Xenakis Phlegra  refers to the clash between the Gods of Greece and their predecessors, the Titans. Obviously it's not "pictorial" but a confrontation between jagged,  angular pulses and more complex emanations. Woodwinds, brass and percussion weave zigzags  around each other.. Gutsy, "wooden" sounds from the strings. A huge, elliptical emanation from the brass, then a strange blast that suddenly deflates. There's even a snatch of melody, a brief reprise before the piece speeds up maniacally, and ends with pulsating short signals, like transmissions from distant planets.

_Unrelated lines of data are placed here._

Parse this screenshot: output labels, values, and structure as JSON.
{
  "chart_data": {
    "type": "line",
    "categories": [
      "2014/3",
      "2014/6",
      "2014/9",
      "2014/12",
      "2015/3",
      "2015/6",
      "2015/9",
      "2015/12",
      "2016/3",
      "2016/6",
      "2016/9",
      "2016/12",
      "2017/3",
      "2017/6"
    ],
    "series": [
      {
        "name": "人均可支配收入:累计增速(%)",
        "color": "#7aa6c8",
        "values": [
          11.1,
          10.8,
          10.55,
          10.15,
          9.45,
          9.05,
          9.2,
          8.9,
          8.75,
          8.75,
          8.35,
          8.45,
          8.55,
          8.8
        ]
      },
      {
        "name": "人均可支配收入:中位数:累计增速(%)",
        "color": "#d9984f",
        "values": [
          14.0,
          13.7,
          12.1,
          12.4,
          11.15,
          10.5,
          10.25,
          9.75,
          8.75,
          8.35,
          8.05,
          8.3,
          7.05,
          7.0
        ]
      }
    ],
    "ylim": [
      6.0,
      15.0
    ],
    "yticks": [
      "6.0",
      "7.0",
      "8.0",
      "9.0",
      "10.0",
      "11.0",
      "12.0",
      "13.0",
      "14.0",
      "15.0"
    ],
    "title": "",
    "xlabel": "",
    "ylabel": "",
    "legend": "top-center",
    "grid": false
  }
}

In Jonathan Harvey's  Mortuos plango, vivos voco, technology is the instrument. A boy's voice sings agains ta recording of  tolling cathedral bells. But the boy himself is now an adult. while his voice rermains that of a child, recorded when the piece was first created. Harvey is playing with time, for what we hear is both something frozen in the past and reconstituted  anew in performance.

Many of the themes in Prom 44 pulled together in Louis Andriessen's  De Snelheid (Velocity) (1984). Two identical groups (saxophone, brass, piano at the sides, flutes, harps, keyboards in the front and centre back what Andriessen calls "Buddha", woodblock percussion that operates as a giant metronome. Regular, unvarying pulse, but one which speeds up quicker and quicker until you can't count the beats. Any faster and the player might disintegrate. It's gloriously punchy and exuberant, but must be hell to play and keep together. The London Sinfonietta have Andriessen's idiom under their skins, so to speak, and have been playing him for years. André Ridder conducted, stylishly.

And then silence. Or not.  After 60 years, John Cage's notorious 4'33 still draws howls of rage from fundamentalists who don't think about what they listen to.  Cage makes us think about the art of listening, why and how we process what we hear around us. 4'33 is like a Cage Musicircus, where we're presented with layers of multiple stimuli. Every "performance" is unique, created by chance and happenstance. Unfortunately at the Proms everyone keeps reverently silent which defeats the purpose. But 4'33 is "music you can perform at home" at any time.  Indeed, in our 24/7 world of mass instant communication, ruled by technology, we need to heed Cage more than ever.

This Prom ended as performance art, volunteers texting randomly, like in an installation space. A cheeky concept!  But fun.